No bias here. An Omaha NE bike rider gets the blame for crashing into a police cruiser whose driver apparently cut him off on the sidewalk.

The LAPD officers participating in the first Hollywood Memorial Ride to honor fallen officers have made it to Nashville TN.

A New York writer describes what it’s like to join 32,000 other riders in a one-day journey through all five of the city’s boroughs.

A Brooklyn judge has ruled that a bike-riding lawyer can proceed with his case against the city following a crash with a pedestrian on the Brooklyn Bridge.

A Louisiana driver is brought to justice by another bike-riding lawyer in the first application of the state’s anti-harassment law.
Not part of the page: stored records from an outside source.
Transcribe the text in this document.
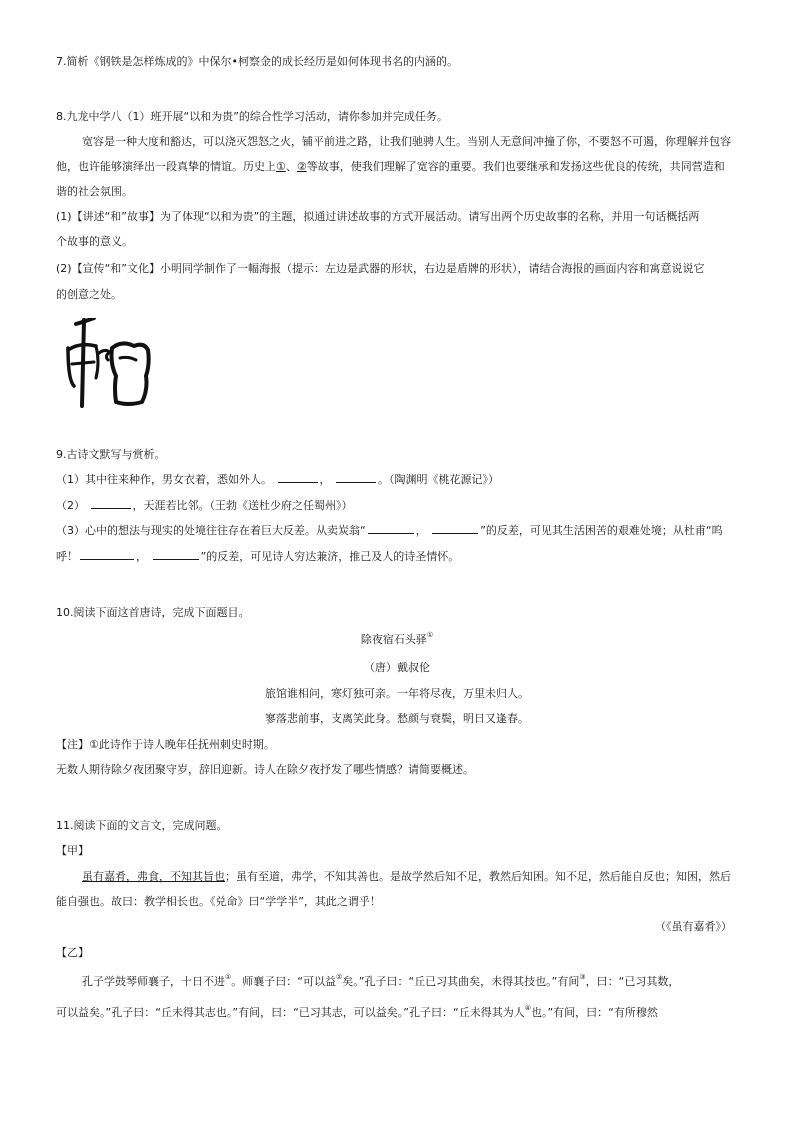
7.简析《钢铁是怎样炼成的》中保尔•柯察金的成长经历是如何体现书名的内涵的。
8.九龙中学八（1）班开展“以和为贵”的综合性学习活动，请你参加并完成任务。
宽容是一种大度和豁达，可以浇灭怨怒之火，铺平前进之路，让我们驰骋人生。当别人无意间冲撞了你，不要怒不可遏，你理解并包容
他，也许能够演绎出一段真挚的情谊。历史上①、②等故事，使我们理解了宽容的重要。我们也要继承和发扬这些优良的传统，共同营造和
谐的社会氛围。
(1)【讲述“和”故事】为了体现“以和为贵”的主题，拟通过讲述故事的方式开展活动。请写出两个历史故事的名称，并用一句话概括两
个故事的意义。
(2)【宣传“和”文化】小明同学制作了一幅海报（提示：左边是武器的形状，右边是盾牌的形状），请结合海报的画面内容和寓意说说它
的创意之处。
9.古诗文默写与赏析。
（1）其中往来种作，男女衣着，悉如外人。	，	。（陶渊明《桃花源记》）
（2）	，天涯若比邻。（王勃《送杜少府之任蜀州》）
（3）心中的想法与现实的处境往往存在着巨大反差。从卖炭翁“	，	”的反差，可见其生活困苦的艰难处境；从杜甫“呜
呼！	，	”的反差，可见诗人穷达兼济，推己及人的诗圣情怀。
10.阅读下面这首唐诗，完成下面题目。
除夜宿石头驿①
（唐）戴叔伦
旅馆谁相问，寒灯独可亲。一年将尽夜，万里未归人。
寥落悲前事，支离笑此身。愁颜与衰鬓，明日又逢春。
【注】①此诗作于诗人晚年任抚州刺史时期。
无数人期待除夕夜团聚守岁，辞旧迎新。诗人在除夕夜抒发了哪些情感？请简要概述。
11.阅读下面的文言文，完成问题。
【甲】
虽有嘉肴，弗食，不知其旨也；虽有至道，弗学，不知其善也。是故学然后知不足，教然后知困。知不足，然后能自反也；知困，然后
能自强也。故曰：教学相长也。《兑命》曰“学学半”，其此之谓乎！
（《虽有嘉肴》）
【乙】
孔子学鼓琴师襄子，十日不进①。师襄子曰：“可以益②矣。”孔子曰：“丘已习其曲矣，未得其技也。”有间③，曰：“已习其数，
可以益矣。”孔子曰：“丘未得其志也。”有间，曰：“已习其志，可以益矣。”孔子曰：“丘未得其为人④也。”有间，曰：“有所穆然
Los Angeles has had an anti-harassment measure on the books for nearly six years, but I’m not sure if anyone has actually used it, let alone received a settlement.

 

International

No justice in the death of rising Canadian cyclist Ellen Watters, who was killed in a collision during a training ride last December.

A Toronto writer says Vision Zero won’t become reality because it’s written in a report, but only when it’s written in the streets.

British bike historian Carlton Reid uses Google Street View to rediscover the country’s lost and abandoned WWII era bike paths.

A writer for the Guardian comes to terms with the death of famed endurance cyclist Mike Hall, counting himself among the lucky ones to have been inspired by him.

The Philippines has a five point action plan to cut traffic deaths in half by 2020. Oddly, reducing driving rates isn’t one of them.

 

Finally…

The world may be coming to an end, but at least your bike has less bacteria than what passes for a bike at the local spin club. If you’re already high, carrying a controlled substance and riding the bike you just stole, maybe you should try obeying the damn traffic laws.

And who needs toilet plungers for a DIY protected bike lane when you’ve people?